Local Software Buildability across Java Versions (Registered Report)
Matúš Sulír, Jaroslav Porubän, Sergej Chodarev
TL;DR
The work addresses the problem of local build failures in open-source Java projects across multiple Java versions. It proposes a large-scale replication with 2,500 GitHub projects built in containers across JDK versions 6 through 23, using Maven, Gradle, or Ant, and analyzes outcomes via automated scripts and logs. Nine research questions focus on buildability, cross-version compatibility, tool-specific performance, wrapper usage, and failure causes, with a Mann-Kendall trend test to detect shifts in failure rates over time. The study aims to produce a publicly available replication package to inform build repair research, tooling decisions, and language-design considerations, thereby enhancing practical resilience of Java software across versions.
Abstract
Context: Downloading the source code of open-source Java projects and building them on a local computer using Maven, Gradle, or Ant is a common activity performed by researchers and practitioners. Multiple studies so far found that about 40-60% of such attempts fail. Our experience from the last years suggests that the proportion of failed builds rises continually even further.

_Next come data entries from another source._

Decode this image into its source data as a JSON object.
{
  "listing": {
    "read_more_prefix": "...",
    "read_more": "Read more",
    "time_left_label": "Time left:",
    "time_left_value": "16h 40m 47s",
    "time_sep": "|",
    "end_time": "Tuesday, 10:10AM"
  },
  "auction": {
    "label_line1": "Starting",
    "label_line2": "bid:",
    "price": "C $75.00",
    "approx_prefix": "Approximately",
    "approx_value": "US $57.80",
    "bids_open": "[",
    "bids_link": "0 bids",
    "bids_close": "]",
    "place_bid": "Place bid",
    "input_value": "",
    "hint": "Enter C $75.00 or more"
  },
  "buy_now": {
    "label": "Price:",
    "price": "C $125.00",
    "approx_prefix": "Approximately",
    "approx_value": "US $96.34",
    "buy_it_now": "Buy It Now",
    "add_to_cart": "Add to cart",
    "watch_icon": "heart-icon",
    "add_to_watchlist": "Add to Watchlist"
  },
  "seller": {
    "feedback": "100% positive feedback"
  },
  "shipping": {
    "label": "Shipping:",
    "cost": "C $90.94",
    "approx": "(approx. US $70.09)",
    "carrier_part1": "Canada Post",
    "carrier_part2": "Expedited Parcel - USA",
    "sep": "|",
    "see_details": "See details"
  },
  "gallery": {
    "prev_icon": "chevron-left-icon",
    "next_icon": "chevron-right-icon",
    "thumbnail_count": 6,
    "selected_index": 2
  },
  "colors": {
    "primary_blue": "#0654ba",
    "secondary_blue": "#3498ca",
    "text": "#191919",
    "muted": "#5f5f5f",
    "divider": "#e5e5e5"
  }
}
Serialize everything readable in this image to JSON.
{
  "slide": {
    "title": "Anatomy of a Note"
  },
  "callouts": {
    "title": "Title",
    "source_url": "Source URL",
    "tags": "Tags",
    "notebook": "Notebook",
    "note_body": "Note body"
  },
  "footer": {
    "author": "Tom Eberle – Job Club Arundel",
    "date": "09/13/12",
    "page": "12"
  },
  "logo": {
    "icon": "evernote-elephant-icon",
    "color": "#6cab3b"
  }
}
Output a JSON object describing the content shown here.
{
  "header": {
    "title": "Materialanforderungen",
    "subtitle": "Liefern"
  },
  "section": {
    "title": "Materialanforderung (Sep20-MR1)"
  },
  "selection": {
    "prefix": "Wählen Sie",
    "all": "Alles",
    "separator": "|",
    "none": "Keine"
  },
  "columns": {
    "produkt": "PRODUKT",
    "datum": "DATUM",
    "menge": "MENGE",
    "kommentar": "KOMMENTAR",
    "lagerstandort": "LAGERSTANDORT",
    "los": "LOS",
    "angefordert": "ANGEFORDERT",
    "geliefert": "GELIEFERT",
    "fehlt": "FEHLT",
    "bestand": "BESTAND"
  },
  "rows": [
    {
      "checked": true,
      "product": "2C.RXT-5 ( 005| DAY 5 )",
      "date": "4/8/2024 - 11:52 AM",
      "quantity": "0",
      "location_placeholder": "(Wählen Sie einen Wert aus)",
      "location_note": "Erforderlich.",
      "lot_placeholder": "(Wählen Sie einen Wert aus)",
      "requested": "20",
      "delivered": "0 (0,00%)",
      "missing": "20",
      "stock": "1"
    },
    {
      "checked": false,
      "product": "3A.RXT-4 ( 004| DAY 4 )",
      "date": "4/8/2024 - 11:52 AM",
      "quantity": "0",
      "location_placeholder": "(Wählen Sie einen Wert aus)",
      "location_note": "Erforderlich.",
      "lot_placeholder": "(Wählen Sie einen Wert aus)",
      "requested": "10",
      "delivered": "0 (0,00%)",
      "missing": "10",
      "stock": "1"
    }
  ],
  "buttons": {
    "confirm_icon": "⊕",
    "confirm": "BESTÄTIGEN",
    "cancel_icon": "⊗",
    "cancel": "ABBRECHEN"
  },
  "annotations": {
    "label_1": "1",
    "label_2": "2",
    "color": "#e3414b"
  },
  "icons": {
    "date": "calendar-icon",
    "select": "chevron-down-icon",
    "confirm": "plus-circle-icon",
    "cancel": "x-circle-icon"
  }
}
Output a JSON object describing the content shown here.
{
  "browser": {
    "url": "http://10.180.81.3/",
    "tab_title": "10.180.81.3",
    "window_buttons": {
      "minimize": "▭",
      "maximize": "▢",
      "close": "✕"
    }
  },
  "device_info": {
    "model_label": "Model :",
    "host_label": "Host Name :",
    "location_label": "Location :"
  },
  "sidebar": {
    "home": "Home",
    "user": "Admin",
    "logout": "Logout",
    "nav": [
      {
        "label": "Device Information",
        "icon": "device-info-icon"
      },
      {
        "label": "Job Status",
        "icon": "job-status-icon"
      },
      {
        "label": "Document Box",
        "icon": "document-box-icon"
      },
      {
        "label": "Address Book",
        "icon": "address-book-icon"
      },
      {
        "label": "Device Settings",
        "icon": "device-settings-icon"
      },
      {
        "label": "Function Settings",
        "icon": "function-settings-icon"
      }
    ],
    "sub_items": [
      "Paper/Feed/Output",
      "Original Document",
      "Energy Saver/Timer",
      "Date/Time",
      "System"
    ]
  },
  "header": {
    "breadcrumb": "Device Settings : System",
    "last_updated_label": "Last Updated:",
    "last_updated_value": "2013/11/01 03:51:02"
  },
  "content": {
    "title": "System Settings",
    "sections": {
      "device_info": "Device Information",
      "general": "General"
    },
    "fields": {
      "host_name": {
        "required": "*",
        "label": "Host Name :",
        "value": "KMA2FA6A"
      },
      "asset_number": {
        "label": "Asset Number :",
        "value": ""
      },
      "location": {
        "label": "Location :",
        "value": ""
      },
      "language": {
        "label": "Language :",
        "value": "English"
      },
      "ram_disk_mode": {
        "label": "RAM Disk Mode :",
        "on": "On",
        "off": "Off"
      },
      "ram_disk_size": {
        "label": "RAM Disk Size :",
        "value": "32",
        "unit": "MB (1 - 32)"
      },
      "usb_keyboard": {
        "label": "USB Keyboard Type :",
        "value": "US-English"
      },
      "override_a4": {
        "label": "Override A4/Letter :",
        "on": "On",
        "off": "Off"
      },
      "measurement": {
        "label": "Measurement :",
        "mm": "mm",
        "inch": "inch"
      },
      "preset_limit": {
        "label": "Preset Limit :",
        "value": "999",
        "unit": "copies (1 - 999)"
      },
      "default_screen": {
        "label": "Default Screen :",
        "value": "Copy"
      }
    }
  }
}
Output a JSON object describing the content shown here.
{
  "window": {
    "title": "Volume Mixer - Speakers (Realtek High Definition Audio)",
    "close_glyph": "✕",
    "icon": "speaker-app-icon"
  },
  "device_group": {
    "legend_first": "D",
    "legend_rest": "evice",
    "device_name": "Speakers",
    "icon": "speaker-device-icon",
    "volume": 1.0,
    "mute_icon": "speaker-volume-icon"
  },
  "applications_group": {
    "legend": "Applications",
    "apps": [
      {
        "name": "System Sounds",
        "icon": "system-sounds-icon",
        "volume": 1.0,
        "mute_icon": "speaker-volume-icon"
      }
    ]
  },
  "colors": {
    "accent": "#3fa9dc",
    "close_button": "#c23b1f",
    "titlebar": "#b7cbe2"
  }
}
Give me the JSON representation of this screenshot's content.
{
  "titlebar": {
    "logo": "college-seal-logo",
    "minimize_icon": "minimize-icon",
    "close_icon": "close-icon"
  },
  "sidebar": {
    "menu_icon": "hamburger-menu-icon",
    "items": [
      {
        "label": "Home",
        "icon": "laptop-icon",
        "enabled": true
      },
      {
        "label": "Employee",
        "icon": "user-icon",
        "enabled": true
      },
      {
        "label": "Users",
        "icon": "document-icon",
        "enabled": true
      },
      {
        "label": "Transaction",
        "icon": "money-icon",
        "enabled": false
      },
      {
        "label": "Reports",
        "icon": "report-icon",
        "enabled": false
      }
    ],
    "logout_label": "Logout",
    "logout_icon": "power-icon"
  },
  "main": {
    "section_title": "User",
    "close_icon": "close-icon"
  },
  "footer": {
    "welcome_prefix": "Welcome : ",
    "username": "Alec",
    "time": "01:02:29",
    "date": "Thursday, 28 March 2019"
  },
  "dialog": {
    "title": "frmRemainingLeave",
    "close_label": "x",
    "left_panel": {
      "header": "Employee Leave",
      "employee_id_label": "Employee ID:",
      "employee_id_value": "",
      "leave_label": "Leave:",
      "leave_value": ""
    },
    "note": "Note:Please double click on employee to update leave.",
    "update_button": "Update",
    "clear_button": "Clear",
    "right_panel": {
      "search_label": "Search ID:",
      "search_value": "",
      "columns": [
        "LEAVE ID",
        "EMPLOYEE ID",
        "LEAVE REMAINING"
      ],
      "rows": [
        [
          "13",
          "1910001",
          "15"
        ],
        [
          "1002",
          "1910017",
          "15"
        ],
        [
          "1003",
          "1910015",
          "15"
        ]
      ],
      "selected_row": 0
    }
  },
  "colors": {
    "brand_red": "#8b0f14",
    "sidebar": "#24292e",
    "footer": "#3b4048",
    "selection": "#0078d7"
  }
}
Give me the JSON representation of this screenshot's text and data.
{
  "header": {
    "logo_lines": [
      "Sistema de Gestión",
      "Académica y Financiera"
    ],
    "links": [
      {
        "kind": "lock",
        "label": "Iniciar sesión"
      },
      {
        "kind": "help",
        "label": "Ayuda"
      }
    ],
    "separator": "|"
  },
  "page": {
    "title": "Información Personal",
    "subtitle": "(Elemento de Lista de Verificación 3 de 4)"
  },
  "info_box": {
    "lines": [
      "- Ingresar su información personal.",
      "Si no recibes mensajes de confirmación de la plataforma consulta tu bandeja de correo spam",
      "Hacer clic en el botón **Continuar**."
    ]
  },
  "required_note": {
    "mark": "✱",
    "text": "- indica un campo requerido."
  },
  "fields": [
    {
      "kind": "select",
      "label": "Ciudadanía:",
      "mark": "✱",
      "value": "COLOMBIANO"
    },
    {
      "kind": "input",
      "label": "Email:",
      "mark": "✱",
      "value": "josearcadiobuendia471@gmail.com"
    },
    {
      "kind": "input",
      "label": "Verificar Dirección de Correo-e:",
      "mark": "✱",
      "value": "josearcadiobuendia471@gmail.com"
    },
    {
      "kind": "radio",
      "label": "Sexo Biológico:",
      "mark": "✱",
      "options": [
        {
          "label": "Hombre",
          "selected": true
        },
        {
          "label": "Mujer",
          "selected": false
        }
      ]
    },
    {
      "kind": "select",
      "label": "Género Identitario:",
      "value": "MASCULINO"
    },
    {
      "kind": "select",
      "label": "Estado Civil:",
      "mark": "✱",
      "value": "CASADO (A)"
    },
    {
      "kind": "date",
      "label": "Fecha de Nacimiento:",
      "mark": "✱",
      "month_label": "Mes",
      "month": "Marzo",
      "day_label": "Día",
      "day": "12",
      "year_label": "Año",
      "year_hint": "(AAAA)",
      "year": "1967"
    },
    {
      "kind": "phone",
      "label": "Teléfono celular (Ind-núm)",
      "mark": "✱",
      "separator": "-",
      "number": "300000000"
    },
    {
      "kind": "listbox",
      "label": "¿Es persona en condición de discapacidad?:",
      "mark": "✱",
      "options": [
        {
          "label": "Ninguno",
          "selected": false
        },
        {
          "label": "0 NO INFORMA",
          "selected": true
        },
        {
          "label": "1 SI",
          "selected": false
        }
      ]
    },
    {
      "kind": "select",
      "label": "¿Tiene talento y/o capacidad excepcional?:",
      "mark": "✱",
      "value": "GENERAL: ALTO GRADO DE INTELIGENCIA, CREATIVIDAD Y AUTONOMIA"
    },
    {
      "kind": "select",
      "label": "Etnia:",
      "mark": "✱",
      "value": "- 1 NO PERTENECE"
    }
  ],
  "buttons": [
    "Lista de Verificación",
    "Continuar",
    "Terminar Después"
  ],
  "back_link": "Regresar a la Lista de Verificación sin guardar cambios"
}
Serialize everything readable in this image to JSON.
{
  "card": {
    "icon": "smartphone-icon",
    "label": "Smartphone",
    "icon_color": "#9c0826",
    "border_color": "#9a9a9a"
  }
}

Objective: First, we would like to empirically confirm our hypothesis that with increasing Java versions, the percentage of build-failing projects tends to grow. Next, nine supplementary research questions are proposed, related mainly to the proportions of failing projects, universal version compatibility, failures under specific JDK versions, success rates of build tools, wrappers, and failure reasons. Method: We will sample 2,500 random pure-Java projects having a build configuration file and fulfilling basic quality criteria from GitHub. We will try to automatically build every project in containers with Java versions 6 to 23 installed. Success or failure will be determined by exit codes, and standard output and error streams will be saved. A majority of the analysis will be performed automatically using reproducible scripts.